Continuing with our guide for beginners in which we intend to collaborate to explaining the basic exercises which are usually included in a routine of Bodybuilding, Today we will describe a very effective exercise for neck and shoulders, it’s remo to the neck It reproduces the movement of the paddle vertically.

Execution of the oar to the neck technique

To begin the implementation of the exercise We must put us standing with the legs slightly apart and straight back. With the palms of the hands facing down or in pronation, we must take a bar with hands spaced less than the width of the shoulders.

With caught bar we relaxed arms and let the weight rests on the thighs to inspire and begin the movement by pulling from the bar to the Chin While the elbows are bent and go through the sides of the head. We exhale while we descend the bar in a controlled manner, avoiding impulses.

The exercise can be done with bar or dumbbell. It can run most separating hands to pick up the bar for influencing different muscle groups.

Muscles worked with the paddle to the neck

When performing rowing to the neck He is requested mainly the work of the trapezoids, above all, its upper portion. Also requires the contraction of the deltoid It allows to raise the arms.

In a complementary manner working to make this move the angle of the scapula, biceps, forearms muscles, abdominals and buttocks as well as the lumbosacral.

If we want to influence more the deltoid and less in the trapezoids, We must expand the separation of the hands.

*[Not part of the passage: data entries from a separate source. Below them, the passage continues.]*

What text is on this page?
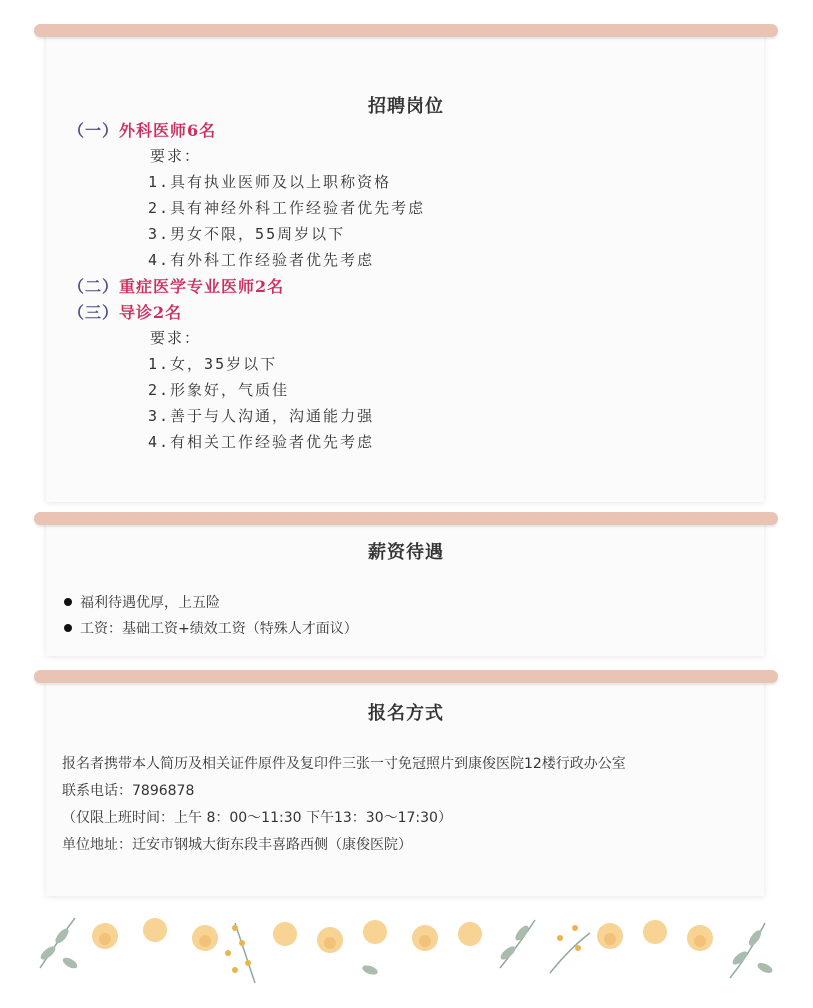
招聘岗位
（一）外科医师6名
要求：
1.具有执业医师及以上职称资格
2.具有神经外科工作经验者优先考虑
3.男女不限，55周岁以下
4.有外科工作经验者优先考虑
（二）重症医学专业医师2名
（三）导诊2名
要求：
1.女，35岁以下
2.形象好，气质佳
3.善于与人沟通，沟通能力强
4.有相关工作经验者优先考虑
薪资待遇
福利待遇优厚，上五险
工资：基础工资+绩效工资（特殊人才面议）
报名方式
报名者携带本人简历及相关证件原件及复印件三张一寸免冠照片到康俊医院12楼行政办公室
联系电话：7896878
（仅限上班时间：上午 8：00～11:30 下午13：30～17:30）
单位地址：迁安市钢城大街东段丰喜路西侧（康俊医院）
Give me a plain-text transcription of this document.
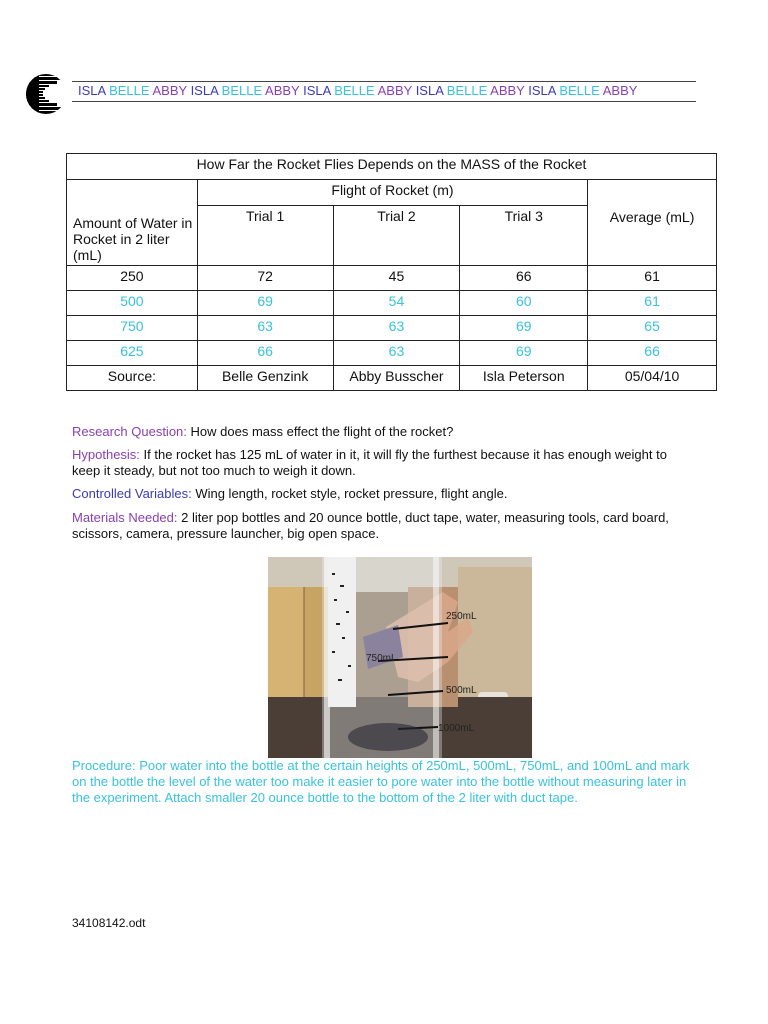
ISLA BELLE ABBY ISLA BELLE ABBY ISLA BELLE ABBY ISLA BELLE ABBY ISLA BELLE ABBY
How Far the Rocket Flies Depends on the MASS of the Rocket				
Amount of Water in Rocket in 2 liter (mL)	Flight of Rocket (m)			Average (mL)
	Trial 1	Trial 2	Trial 3	
250	72	45	66	61
500	69	54	60	61
750	63	63	69	65
625	66	63	69	66
Source:	Belle Genzink	Abby Busscher	Isla Peterson	05/04/10
Research Question: How does mass effect the flight of the rocket?
Hypothesis: If the rocket has 125 mL of water in it, it will fly the furthest because it has enough weight to keep it steady, but not too much to weigh it down.
Controlled Variables: Wing length, rocket style, rocket pressure, flight angle.
Materials Needed: 2 liter pop bottles and 20 ounce bottle, duct tape, water, measuring tools, card board, scissors, camera, pressure launcher, big open space.
250mL
750mL
500mL
1000mL
Procedure: Poor water into the bottle at the certain heights of 250mL, 500mL, 750mL, and 100mL and mark on the bottle the level of the water too make it easier to pore water into the bottle without measuring later in the experiment. Attach smaller 20 ounce bottle to the bottom of the 2 liter with duct tape.
34108142.odt
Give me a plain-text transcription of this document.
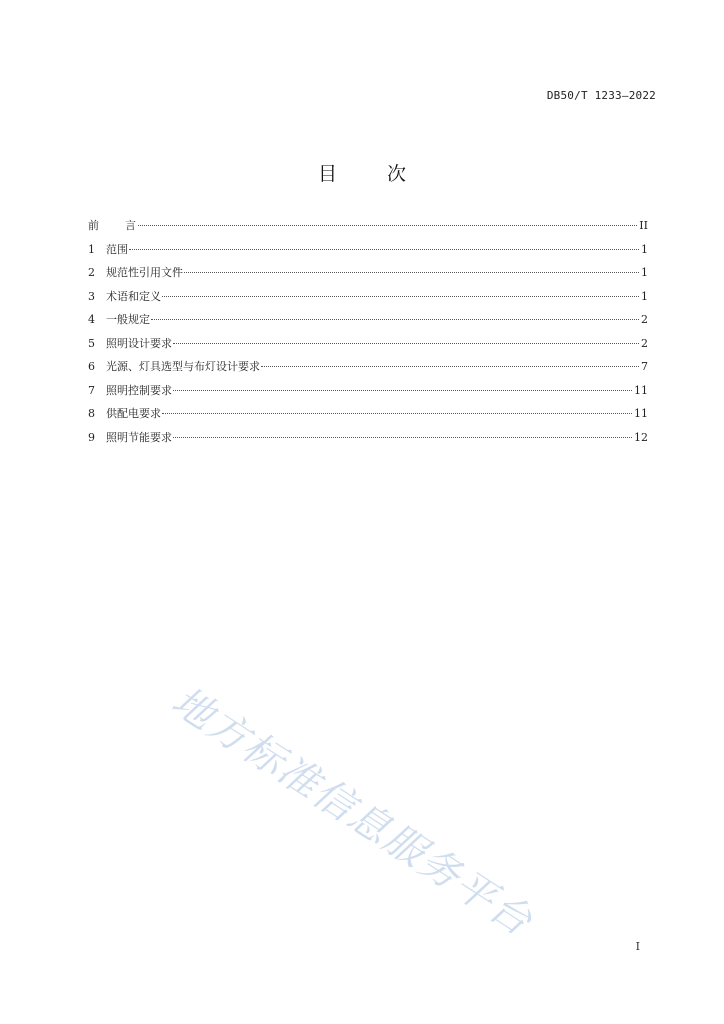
DB50/T 1233—2022
目 次
前 言	II
1	范围	1
2	规范性引用文件	1
3	术语和定义	1
4	一般规定	2
5	照明设计要求	2
6	光源、灯具选型与布灯设计要求	7
7	照明控制要求	11
8	供配电要求	11
9	照明节能要求	12
地方标准信息服务平台
I
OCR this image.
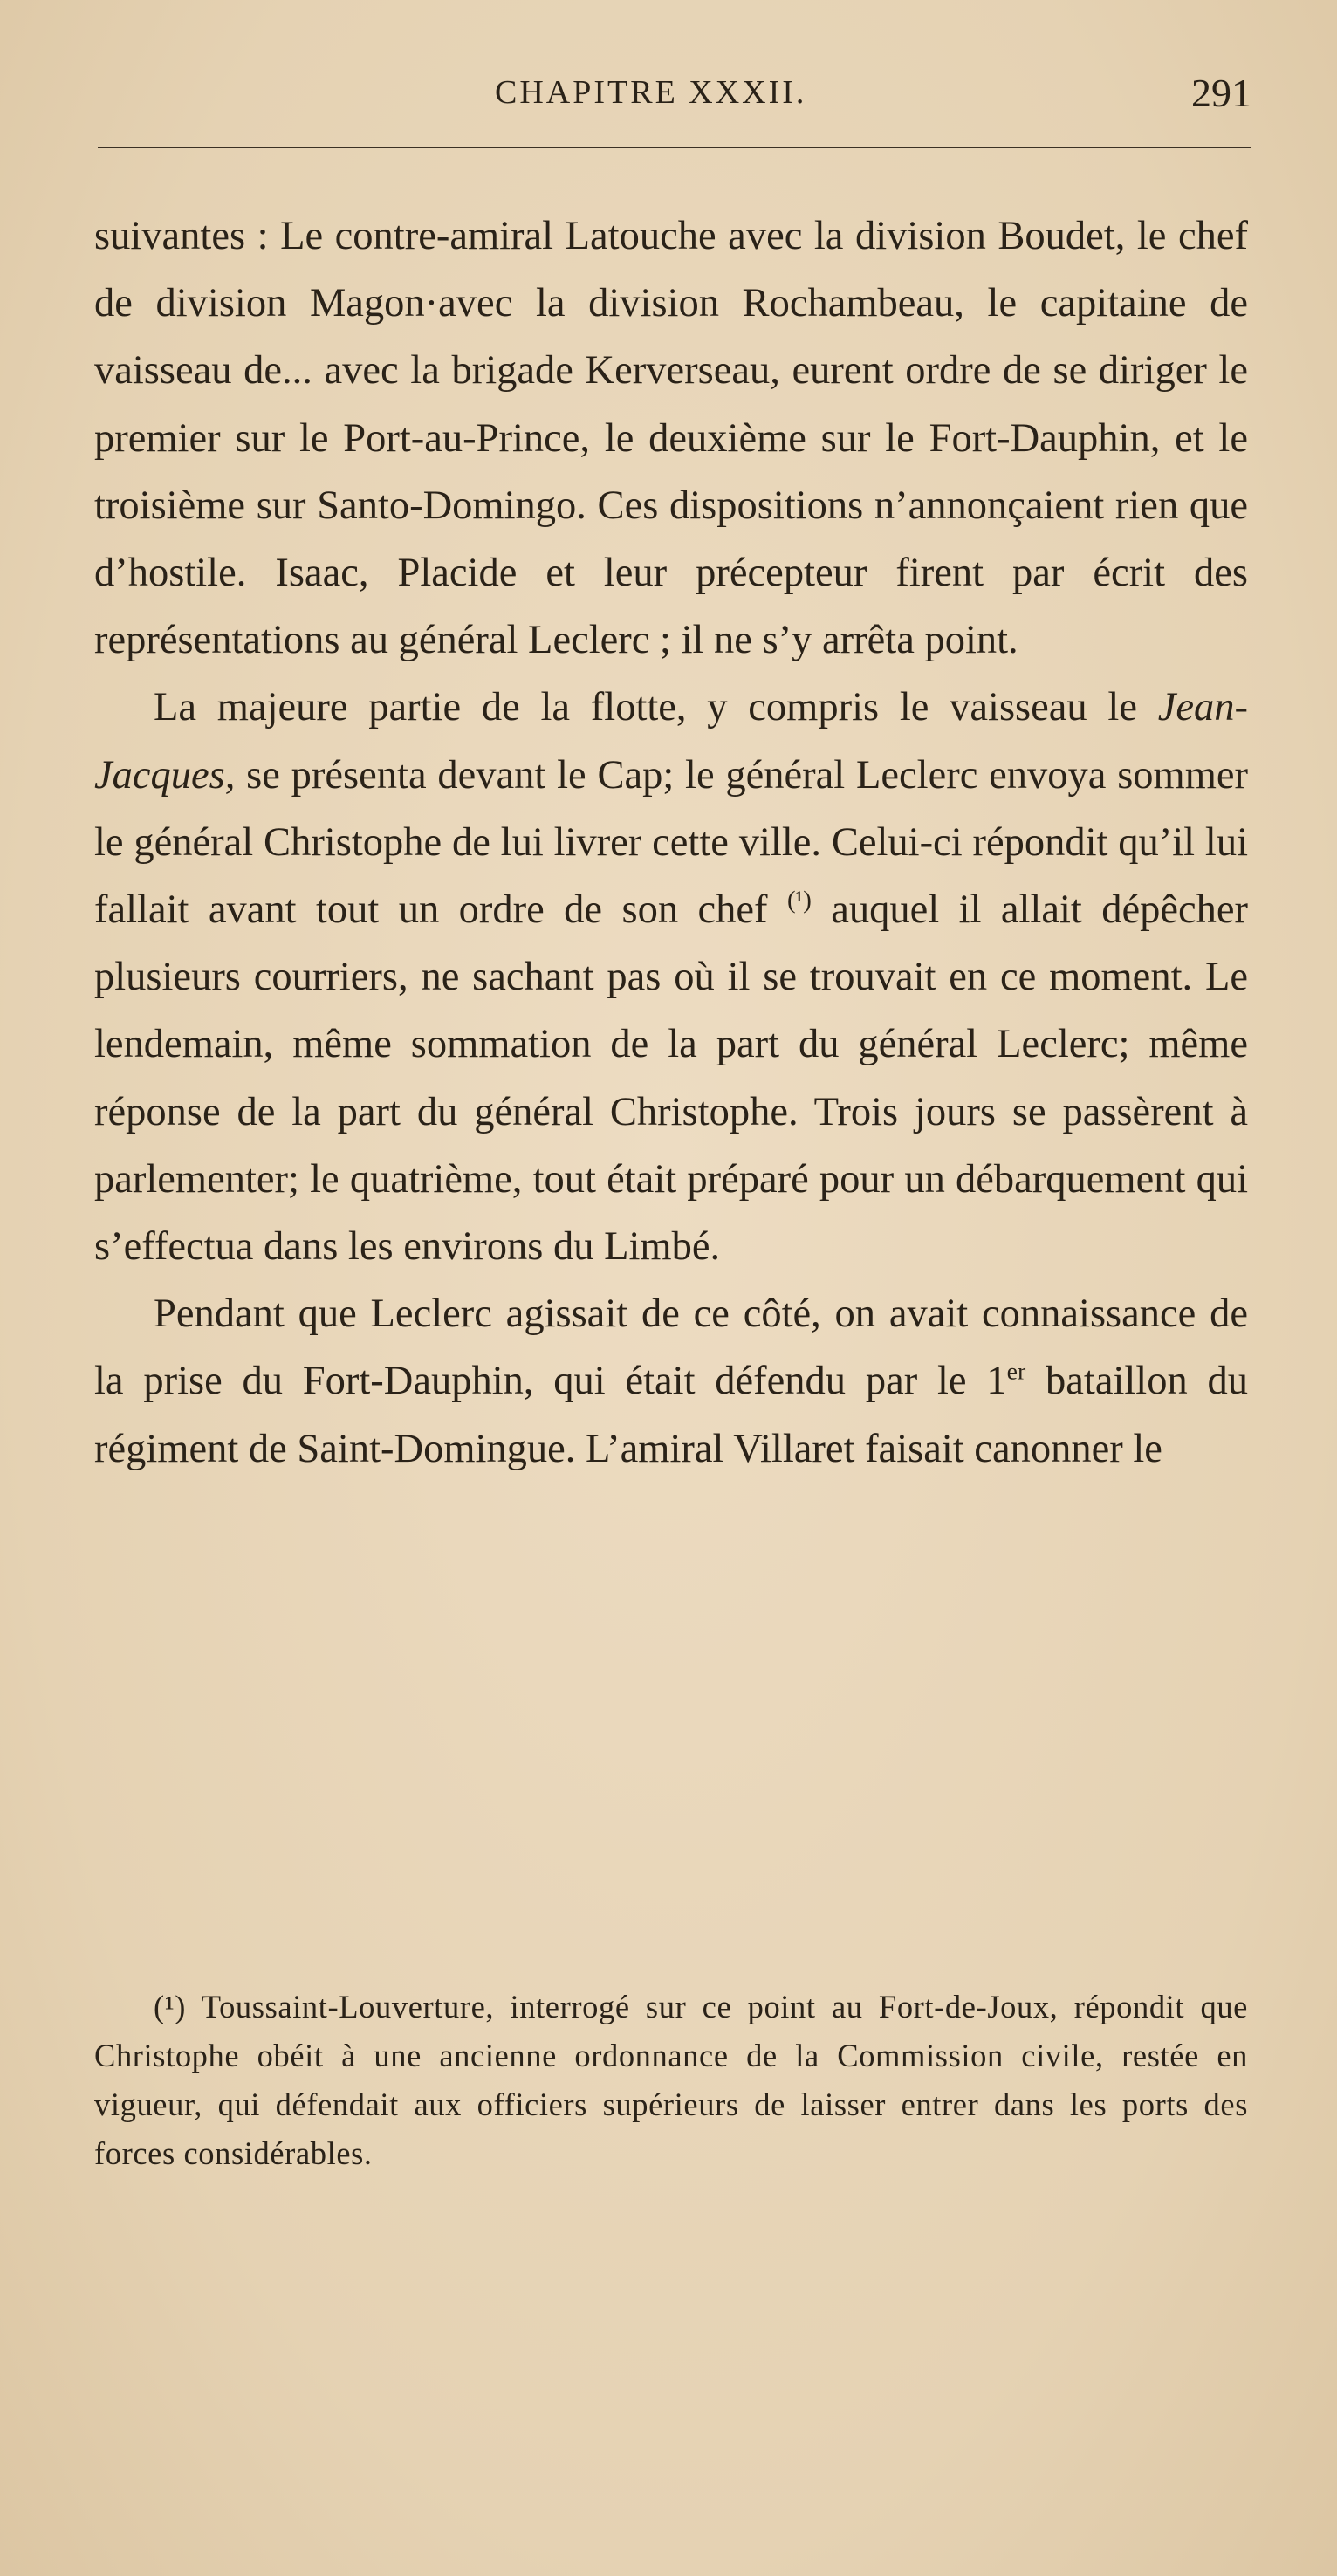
CHAPITRE XXXII.	291

suivantes : Le contre-amiral Latouche avec la division Boudet, le chef de division Magon·avec la division Rochambeau, le capitaine de vaisseau de... avec la brigade Kerverseau, eurent ordre de se diriger le premier sur le Port-au-Prince, le deuxième sur le Fort-Dauphin, et le troisième sur Santo-Domingo. Ces dispositions n’annonçaient rien que d’hostile. Isaac, Placide et leur précepteur firent par écrit des représentations au général Leclerc ; il ne s’y arrêta point.

La majeure partie de la flotte, y compris le vaisseau le Jean-Jacques, se présenta devant le Cap; le général Leclerc envoya sommer le général Christophe de lui livrer cette ville. Celui-ci répondit qu’il lui fallait avant tout un ordre de son chef $^{(^1)}$ auquel il allait dépêcher plusieurs courriers, ne sachant pas où il se trouvait en ce moment. Le lendemain, même sommation de la part du général Leclerc; même réponse de la part du général Christophe. Trois jours se passèrent à parlementer; le quatrième, tout était préparé pour un débarquement qui s’effectua dans les environs du Limbé.

Pendant que Leclerc agissait de ce côté, on avait connaissance de la prise du Fort-Dauphin, qui était défendu par le 1er bataillon du régiment de Saint-Domingue. L’amiral Villaret faisait canonner le

(¹) Toussaint-Louverture, interrogé sur ce point au Fort-de-Joux, répondit que Christophe obéit à une ancienne ordonnance de la Commission civile, restée en vigueur, qui défendait aux officiers supérieurs de laisser entrer dans les ports des forces considérables.
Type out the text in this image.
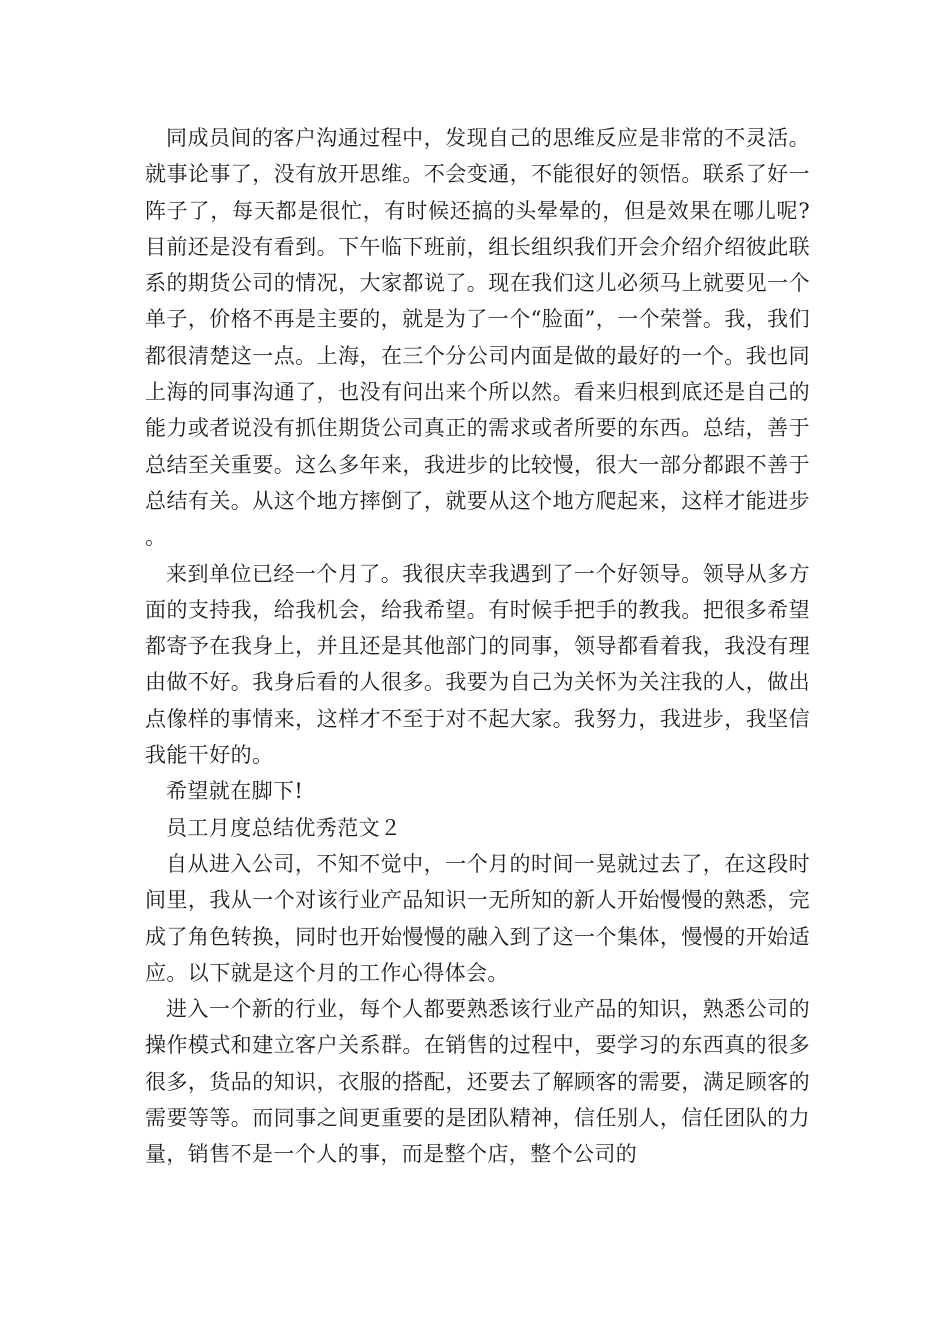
同成员间的客户沟通过程中，发现自己的思维反应是非常的不灵活。就事论事了，没有放开思维。不会变通，不能很好的领悟。联系了好一阵子了，每天都是很忙，有时候还搞的头晕晕的，但是效果在哪儿呢?目前还是没有看到。下午临下班前，组长组织我们开会介绍介绍彼此联系的期货公司的情况，大家都说了。现在我们这儿必须马上就要见一个单子，价格不再是主要的，就是为了一个“脸面”，一个荣誉。我，我们都很清楚这一点。上海，在三个分公司内面是做的最好的一个。我也同上海的同事沟通了，也没有问出来个所以然。看来归根到底还是自己的能力或者说没有抓住期货公司真正的需求或者所要的东西。总结，善于总结至关重要。这么多年来，我进步的比较慢，很大一部分都跟不善于总结有关。从这个地方摔倒了，就要从这个地方爬起来，这样才能进步。

来到单位已经一个月了。我很庆幸我遇到了一个好领导。领导从多方面的支持我，给我机会，给我希望。有时候手把手的教我。把很多希望都寄予在我身上，并且还是其他部门的同事，领导都看着我，我没有理由做不好。我身后看的人很多。我要为自己为关怀为关注我的人，做出点像样的事情来，这样才不至于对不起大家。我努力，我进步，我坚信我能干好的。

希望就在脚下!

员工月度总结优秀范文２

自从进入公司，不知不觉中，一个月的时间一晃就过去了，在这段时间里，我从一个对该行业产品知识一无所知的新人开始慢慢的熟悉，完成了角色转换，同时也开始慢慢的融入到了这一个集体，慢慢的开始适应。以下就是这个月的工作心得体会。

进入一个新的行业，每个人都要熟悉该行业产品的知识，熟悉公司的操作模式和建立客户关系群。在销售的过程中，要学习的东西真的很多很多，货品的知识，衣服的搭配，还要去了解顾客的需要，满足顾客的需要等等。而同事之间更重要的是团队精神，信任别人，信任团队的力量，销售不是一个人的事，而是整个店，整个公司的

Tips and common mistakes when rowing to the neck

  • The exercise if we suffer injury in rotator cuffs or the supraespinoso: This exercise can aggravate the inflammation of the rotator little magicians or can facilitate their development in people who have predisposition to injury in this area, therefore, discourages this exercise in people who have had tendinitis or other injury.
  • Mobilize the torso: to bring down the weight we can lean forward and to raise it to the Chin is often pulling the torso backwards, however, the trunk must remain stationary and the back straight during the entire movement, for which it is essential to getting the abdomen to encourage good posture while arms are responsible for raising and lowering the load.
  • Perform movements with impulse or sudden: to make the exercise helpful is best to climb slowly up to the Chin, the sides of the body, and descend in a controlled fashion bar. Thus the movement is greater, we take the eccentric phase of the exercise and reduce the risk of injury as well as mobilize the trunk.